第6話 初めてと二度目

 出発前の無駄話で時間を費やしている間に、日は高くなり、城郭の門で両脇に構える朱塗りの柱も鮮やかに輝きだし、青鎖の窓枠も光を受けて王玄策たち一行の旅立ちを送り出そうとしているかのようだった。


 だが、まだ長安の街から一歩も外に出ていないうちから、副使である蒋師仁には旅の前途の多難であることが心の重荷として、脚絆を巻いた足を鈍らせる。


 蒋師仁の気重さなどつゆ知らず、王玄策と髭が濃く顔が大きい劉仁楷は気軽な会話を続けていた。


「王正使。大船といえば、陸路で天竺に向かうのではなく、揚州か広州あたりから船に乗って行く方法もあるんじゃないですかね?」


「ああ、先日、どこだかの寺で会った彼岸という法師が、海路で天竺を目指して、釈尊が生まれ育った地に身を置いて仏の教えの真理に接してみたい、と言っていました。確かに仏法を求めて天竺に行くことが最大の目的なら、陸路よりも海路の方が疲れなくていいかもしれませんね。……船酔いしなければ、の話ですけど」


 水で口を湿し終えた王玄策は、小さく舌を出して唇を舐めた。


 朝露に濡れた牡丹の花のような艶っぽさのある唇だ。


「とはいっても私たちは、ただ真っ直ぐ天竺に行けばいいというものではありません。天竺国、というか天竺という地方にあるマガダ国に行くのが最大の目標ですが、天竺という地域にはマガダ国以外にも多くの国があることが分かっているのよ。それらの国もなるべく多く巡って見聞を広め、かつ、大唐帝国との友誼を深める、という大きく幅広い目標があるのよね。だから海路ってわけにはいかないと思います。ちょっとした思いつきの質問に真剣勝負で回答しちゃって申し訳ないですけど」


 蒋師仁もまた、自分の腰に提げた瓢箪からほんの一口水を飲んだ。


 水を飲みたかったわけではなく、瓢箪の中に水が入っているかどうかを確認したかっただけだ。


「それに、私たちは、途中で吐蕃国とネパール国にも寄って修好に努めなければなりません。だからやっぱり海路というのは無理なのよねえ。かてて加えて、私としては、皇帝陛下から極秘任務も請け負っていて、それが天竺のどこに行けば見つかるかは現時点では不透明だけど、どう考えても海上で見つけられるような性質のものじゃないから……」


 大胆な王玄策の言葉に驚いたのは副使の蒋師仁だ。


 副使を拝命してはいるが、皇帝直々の極秘任務など何も聞いていない。


 正使である王玄策だけが聞いているのだ。


「お、王正使。極秘任務の存在など、軽々しく口にしない方が良いのでは……」


「ああ、心配しなくてもいいわよ蒋副使。極秘任務といっても、そんな大したことではないから。皇帝陛下個人的なこと、っていう意味であって、大唐帝国の機密に関することってわけじゃないから」


 長い黒髪を波のように揺らしながら、王玄策は軽い口調で言った。市場で甘い乾し棗を食べて美味しかった、といった日常会話をしているかのごときである。


 王玄策正使は軽く考えることが許されるだろうが、蒋師仁にとっては深刻なことである。

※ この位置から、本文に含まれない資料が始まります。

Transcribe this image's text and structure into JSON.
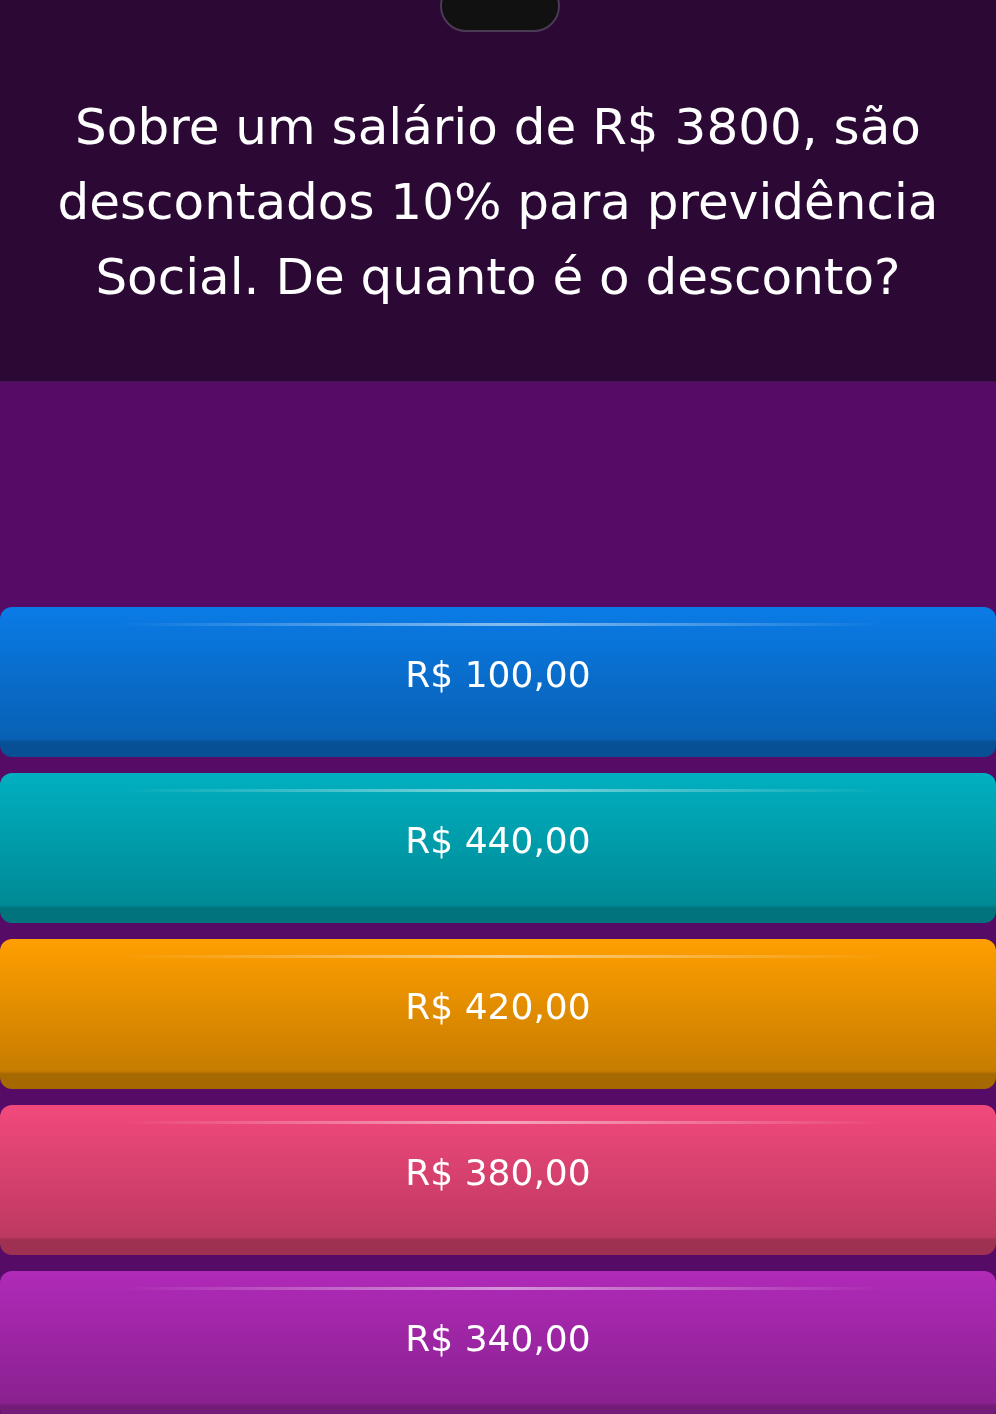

 任務の内容がどのような性質のものかは分からないものの、王正使だけが皇帝陛下から下命されたのだという。


 副使、という立派な肩書きはもらったものの、そこまで信頼されていないということなのだろうか。


 実績は乏しいとはいえ、騎射にせよ剣や槍を使うにせよ、並の兵士には劣らぬと自負している。


 二四歳という若さゆえ未熟であるとみなされているのか。


 しかし、若さをいうならば、王玄策正使は、蒋師仁よりも更に若い。


 一八歳だという。ということは、やはり経験の差なのだろうか。


 蒋師仁は、このたび初めて、天竺に行く。


 それに対して年下である王玄策が天竺に向かうのは、これが二度目だという。